Oui.
Comme vous le savez, la dotation globale de fonctionnement (DGF) aura baissé de 30 % entre 2013 et 2017. Les péréquations ont été accrues en contrepartie, mais les dotations de péréquation, au sens large, ne représentent que 20 % des 23 milliards d'euros embrassés dans l'étude de la Cour. La part de la péréquation dans les dotations a plutôt progressé pour les communes, et plutôt baissé pour les établissements publics de coopération intercommunale (EPCI) à cause du prélèvement effectué au titre de la contribution au redressement des finances publiques (CRFP), pesant sur la dotation d'intercommunalité qui a, pour moitié, une vocation de péréquation. Au total, 80 % de ces flux financiers sont des dotations forfaitaires de compensation.
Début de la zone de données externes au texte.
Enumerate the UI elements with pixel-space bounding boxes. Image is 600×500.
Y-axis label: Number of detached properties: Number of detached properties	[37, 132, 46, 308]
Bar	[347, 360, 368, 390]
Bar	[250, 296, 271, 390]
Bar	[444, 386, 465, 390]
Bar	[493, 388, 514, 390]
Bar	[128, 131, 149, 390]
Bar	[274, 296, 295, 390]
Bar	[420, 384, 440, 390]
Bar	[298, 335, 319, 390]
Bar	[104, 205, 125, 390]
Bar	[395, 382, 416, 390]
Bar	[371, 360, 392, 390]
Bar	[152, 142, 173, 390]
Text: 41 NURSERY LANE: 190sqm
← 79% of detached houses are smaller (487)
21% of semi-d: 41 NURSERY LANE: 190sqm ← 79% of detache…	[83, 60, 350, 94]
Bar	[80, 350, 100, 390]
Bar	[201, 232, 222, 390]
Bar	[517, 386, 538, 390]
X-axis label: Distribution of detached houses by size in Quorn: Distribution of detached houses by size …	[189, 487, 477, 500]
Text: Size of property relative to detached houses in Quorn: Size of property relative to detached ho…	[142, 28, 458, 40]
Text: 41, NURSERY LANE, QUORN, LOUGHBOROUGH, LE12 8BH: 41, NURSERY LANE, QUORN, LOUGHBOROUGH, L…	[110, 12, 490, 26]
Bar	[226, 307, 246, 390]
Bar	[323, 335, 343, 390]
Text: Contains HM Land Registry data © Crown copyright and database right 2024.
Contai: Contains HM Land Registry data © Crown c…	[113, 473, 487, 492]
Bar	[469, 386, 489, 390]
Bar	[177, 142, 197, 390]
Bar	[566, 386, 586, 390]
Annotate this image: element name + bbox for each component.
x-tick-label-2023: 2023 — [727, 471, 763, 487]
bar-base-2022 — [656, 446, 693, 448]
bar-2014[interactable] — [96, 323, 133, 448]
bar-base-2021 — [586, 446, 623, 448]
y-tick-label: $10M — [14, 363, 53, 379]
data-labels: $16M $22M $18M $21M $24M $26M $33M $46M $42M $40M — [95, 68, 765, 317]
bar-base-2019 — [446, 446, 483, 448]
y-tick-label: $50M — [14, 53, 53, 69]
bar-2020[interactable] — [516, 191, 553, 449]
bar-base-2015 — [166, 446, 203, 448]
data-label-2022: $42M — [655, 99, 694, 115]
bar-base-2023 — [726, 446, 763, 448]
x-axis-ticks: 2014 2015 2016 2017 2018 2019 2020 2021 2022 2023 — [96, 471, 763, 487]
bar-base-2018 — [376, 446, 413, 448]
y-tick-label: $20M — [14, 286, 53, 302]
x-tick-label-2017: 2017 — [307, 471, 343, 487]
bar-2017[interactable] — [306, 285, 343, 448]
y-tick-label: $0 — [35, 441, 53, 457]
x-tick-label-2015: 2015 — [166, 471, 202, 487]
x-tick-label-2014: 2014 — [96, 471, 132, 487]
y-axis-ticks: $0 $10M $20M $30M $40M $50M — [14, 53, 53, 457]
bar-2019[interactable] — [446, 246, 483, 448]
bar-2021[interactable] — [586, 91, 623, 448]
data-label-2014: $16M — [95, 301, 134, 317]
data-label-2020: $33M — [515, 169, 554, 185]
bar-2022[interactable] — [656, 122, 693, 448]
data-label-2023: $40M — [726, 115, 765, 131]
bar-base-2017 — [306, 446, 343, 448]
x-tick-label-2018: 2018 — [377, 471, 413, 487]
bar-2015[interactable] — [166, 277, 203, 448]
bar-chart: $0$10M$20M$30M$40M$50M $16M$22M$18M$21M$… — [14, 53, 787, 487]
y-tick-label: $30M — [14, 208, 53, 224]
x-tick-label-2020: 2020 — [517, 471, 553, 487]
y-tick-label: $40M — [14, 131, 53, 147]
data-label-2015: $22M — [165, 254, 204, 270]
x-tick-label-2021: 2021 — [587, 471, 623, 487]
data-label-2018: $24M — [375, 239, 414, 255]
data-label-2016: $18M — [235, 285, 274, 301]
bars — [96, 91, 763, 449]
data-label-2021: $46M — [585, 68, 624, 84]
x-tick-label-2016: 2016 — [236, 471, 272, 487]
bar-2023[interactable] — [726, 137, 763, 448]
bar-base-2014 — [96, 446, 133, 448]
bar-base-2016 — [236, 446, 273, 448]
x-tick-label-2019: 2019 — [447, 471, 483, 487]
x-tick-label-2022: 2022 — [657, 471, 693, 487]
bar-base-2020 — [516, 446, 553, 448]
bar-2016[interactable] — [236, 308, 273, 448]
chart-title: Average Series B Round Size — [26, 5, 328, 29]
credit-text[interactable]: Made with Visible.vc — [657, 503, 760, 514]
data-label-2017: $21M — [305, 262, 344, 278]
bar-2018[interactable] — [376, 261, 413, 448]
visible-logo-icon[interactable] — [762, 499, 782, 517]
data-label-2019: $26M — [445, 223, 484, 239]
Le volet statistique de notre étude montre qu'il existe également de fortes disparités entre les dotations dont bénéficient les collectivités, et que ces disparités sont plus importantes que celles relatives aux dépenses : le rapport interdéciles est de 3,5 pour les communes, de 2,8 pour les ensembles intercommunaux. Ces disparités résultent surtout de la dotation forfaitaire des communes, qui comporte en son sein des dispositifs de compensation ayant cristallisé des inégalités de richesse historiques.
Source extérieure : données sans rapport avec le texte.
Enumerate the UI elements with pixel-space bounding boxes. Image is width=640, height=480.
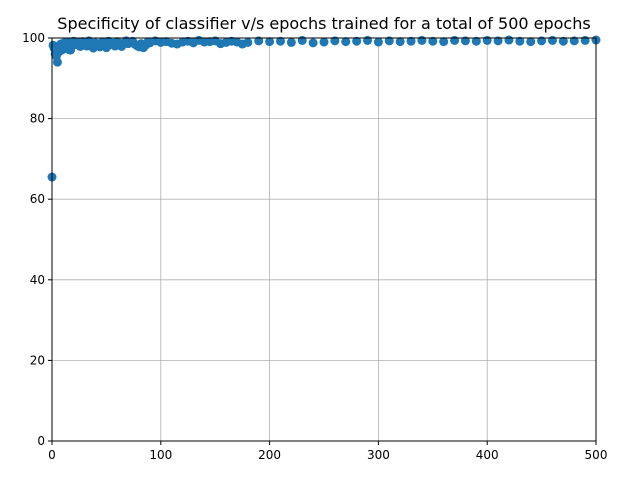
y-tick-label: 60 — [30, 192, 45, 206]
y-tick-label: 40 — [30, 273, 45, 287]
data-point — [558, 36, 568, 46]
data-point — [363, 35, 373, 45]
data-point — [493, 36, 503, 46]
data-point — [341, 37, 351, 47]
data-point — [504, 35, 514, 45]
data-point — [417, 35, 427, 45]
data-point — [352, 36, 362, 46]
plot-frame — [51, 37, 597, 442]
data-point — [330, 36, 340, 46]
x-tick-label: 200 — [258, 448, 281, 462]
data-point — [471, 36, 481, 46]
y-tick-label: 20 — [30, 353, 45, 367]
chart-title: Specificity of classifier v/s epochs tra… — [57, 14, 590, 33]
data-point — [384, 36, 394, 46]
data-point — [297, 35, 307, 45]
y-tick-label: 100 — [22, 31, 45, 45]
data-point — [450, 35, 460, 45]
x-tick-label: 500 — [585, 448, 608, 462]
data-point — [395, 37, 405, 47]
data-point — [254, 36, 264, 46]
data-point — [275, 36, 285, 46]
data-point — [52, 57, 62, 67]
data-point — [515, 36, 525, 46]
data-points — [47, 35, 601, 182]
x-tick-label: 300 — [367, 448, 390, 462]
data-point — [243, 37, 253, 47]
data-point — [265, 37, 275, 47]
x-tick-label: 100 — [149, 448, 172, 462]
data-point — [547, 35, 557, 45]
y-tick-label: 0 — [37, 434, 45, 448]
data-point — [428, 36, 438, 46]
data-point — [482, 35, 492, 45]
data-point — [373, 37, 383, 47]
data-point — [569, 36, 579, 46]
y-tick-label: 80 — [30, 112, 45, 126]
data-point — [537, 36, 547, 46]
data-point — [439, 37, 449, 47]
data-point — [308, 38, 318, 48]
data-point — [286, 37, 296, 47]
grid-lines — [51, 37, 597, 442]
x-tick-label: 400 — [476, 448, 499, 462]
data-point — [460, 36, 470, 46]
data-point — [406, 36, 416, 46]
x-tick-label: 0 — [48, 448, 56, 462]
data-point — [319, 37, 329, 47]
axis-ticks: 0 100 200 300 400 500 0 20 40 60 80 100 — [22, 31, 607, 462]
data-point — [580, 35, 590, 45]
data-point — [526, 37, 536, 47]
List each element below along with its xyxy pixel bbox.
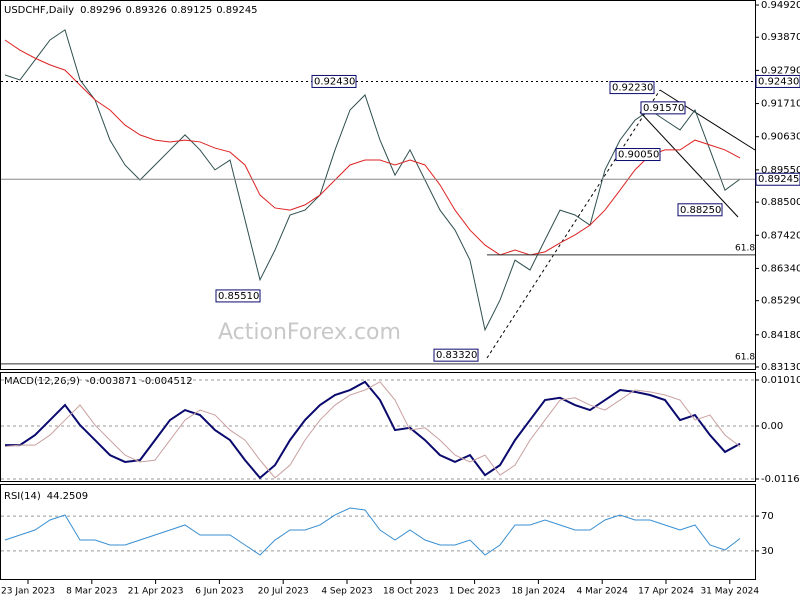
annotation: 0.92230	[612, 83, 653, 94]
y-tick-label: 0.94920	[761, 0, 800, 11]
readout: 44.2509	[47, 491, 88, 502]
watermark: ActionForex.com	[218, 320, 401, 345]
y-tick-label: 0.86340	[761, 263, 800, 274]
y-tick-label: 0.88500	[761, 197, 800, 208]
y-tick-label: 30	[761, 546, 774, 557]
panel-title: RSI(14)	[4, 491, 41, 502]
series-line	[4, 381, 741, 479]
y-tick-label: 70	[761, 511, 774, 522]
level-label-box	[755, 74, 800, 88]
annotation: 0.88250	[680, 205, 721, 216]
series-line	[4, 29, 741, 332]
readout: 0.89296	[80, 5, 121, 16]
readout: -0.003871	[86, 376, 137, 387]
x-tick-label: 21 Apr 2023	[128, 587, 184, 597]
macd-panel	[0, 372, 756, 482]
y-tick-label: 0.010101	[761, 375, 800, 386]
series-line	[5, 380, 741, 480]
y-tick-label: 0.84180	[761, 330, 800, 341]
channel-line	[639, 111, 739, 218]
annotation: 0.85510	[218, 291, 259, 302]
panel-title: MACD(12,26,9)	[4, 376, 80, 387]
y-tick-label: -0.011645	[761, 474, 800, 485]
panel-title: USDCHF,Daily	[4, 5, 74, 16]
annotation-box	[677, 203, 723, 217]
annotation: 0.91570	[643, 103, 684, 114]
trend-line	[486, 89, 661, 359]
y-tick-label: 0.93870	[761, 32, 800, 43]
y-tick-label: 0.91710	[761, 99, 800, 110]
series-line	[4, 39, 741, 256]
current-price-label-box	[755, 172, 800, 186]
annotation-box	[215, 289, 261, 303]
x-tick-label: 18 Jan 2024	[511, 587, 565, 597]
readout: 0.89326	[125, 5, 166, 16]
y-tick-label: 0.90630	[761, 132, 800, 143]
readout: -0.004512	[141, 376, 192, 387]
x-tick-label: 4 Mar 2024	[577, 587, 629, 597]
x-tick-label: 18 Oct 2023	[383, 587, 439, 597]
level-label: 0.92430	[758, 76, 799, 87]
annotation-box	[433, 348, 479, 362]
current-price-label: 0.89245	[758, 174, 799, 185]
annotation: 0.83320	[436, 350, 477, 361]
fib-label: 61.8	[735, 243, 755, 253]
x-tick-label: 6 Jun 2023	[195, 587, 243, 597]
annotation-box	[609, 81, 655, 95]
x-tick-label: 17 Apr 2024	[638, 587, 694, 597]
x-tick-label: 20 Jul 2023	[258, 587, 309, 597]
fib-label: 61.8	[735, 352, 755, 362]
series-line	[4, 507, 741, 556]
annotation-box	[615, 148, 661, 162]
y-tick-label: 0.00	[761, 421, 783, 432]
y-tick-label: 0.92790	[761, 65, 800, 76]
readout: 0.89245	[216, 5, 257, 16]
y-tick-label: 0.89550	[761, 165, 800, 176]
y-tick-label: 0.85290	[761, 296, 800, 307]
y-tick-label: 0.87420	[761, 230, 800, 241]
annotation: 0.92430	[314, 76, 355, 87]
x-tick-label: 31 May 2024	[700, 587, 759, 597]
x-tick-label: 1 Dec 2023	[449, 587, 501, 597]
y-tick-label: 0.83130	[761, 362, 800, 373]
readout: 0.89125	[171, 5, 212, 16]
x-tick-label: 23 Jan 2023	[1, 587, 55, 597]
rsi-panel	[0, 484, 756, 580]
channel-line	[659, 89, 756, 151]
annotation-box	[311, 74, 357, 88]
x-tick-label: 4 Sep 2023	[321, 587, 372, 597]
annotation: 0.90050	[618, 150, 659, 161]
annotation-box	[640, 101, 686, 115]
x-tick-label: 8 Mar 2023	[66, 587, 117, 597]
Partant de ce constat, la Cour a élaboré une méthodologie, avec ses propres outils statistiques. D'une part, elle s'est constitué sa propre base de données, relatives à l'année 2015, à partir de plusieurs fichiers transmis par la direction générale des collectivités locales (DGCL) et la DGFiP, pour sélectionner les différents facteurs – de ressources et de charges. Ensuite, elle a bâti un modèle économétrique pour évaluer l'élasticité de la dépense par rapport à chacun des principaux facteurs. Il était indispensable de recourir à l'économétrie, car il y a des relations entre ces différents facteurs. Il n'est pas pertinent de ne regarder, par exemple, que la relation entre le niveau de la dépense et celui du potentiel fiscal, ou encore les dotations. Ces dernières dépendent aussi d'autres paramètres.
Nous avons opté pour un modèle de demande : la dépense locale est analysée comme le produit du niveau de service public par le coût marginal de production de ce service. Le niveau de service public est considéré comme une demande émise par l'électeur ou le contribuable médian : les choix locaux de dépenses sont adaptés à la demande de l'électeur médian. Cette demande augmente avec le revenu de l'électeur et décroît avec le « prix fiscal » des services, c'est-à-dire le coût qu'il supporte à travers les impôts locaux qu'il acquitte.
Nous aurions pu choisir un modèle d'offre, qui aurait consisté à partir du principe que c'est avant tout la richesse fiscale, et non le prix fiscal, qui agit sur le niveau de services. Nous avons fait le choix inverse, non pas de façon aléatoire ni arbitraire, mais pour deux raisons principales. D'une part, il fait l'objet d'un large consensus dans le monde des experts et de la recherche, alors que le modèle de l'offre donne lieu à différentes formulations. D'autre part, c'est le même type de modèle qui avait été retenu par les professeurs Gilbert et Guengant, notamment pour les résultats exploités dans leur rapport de 2010. Il était donc intéressant de pouvoir comparer nos résultats avec ceux d'il y a six ans, qui s'appuyaient sur des données de 2005. Nous avons quand même pris la précaution de sécuriser la robustesse de ce modèle économétrique en le soumettant à plusieurs experts, notamment à des statisticiens de l'Institut national de la statistique et des études économiques (INSEE). Nous avons discuté avec eux de l'endogénéité de certaines variables.
J'en viens aux conclusions et aux recommandations de la Cour.
Quatre conclusions principales se dégagent de l'étude.
Première conclusion : les disparités de dépense par habitant s'expliquent, s'agissant des communes, pour 50 % par les disparités de ressources et pour 21,5 % par des variables de charges. On retrouve donc les mêmes conclusions qu'en 2005 et en 2010. En revanche, pour les ensembles intercommunaux, niveau dont la pertinence est plus grande aujourd'hui, les facteurs de ressources ne pèsent pas plus que les facteurs de charges pour expliquer les disparités de dépense.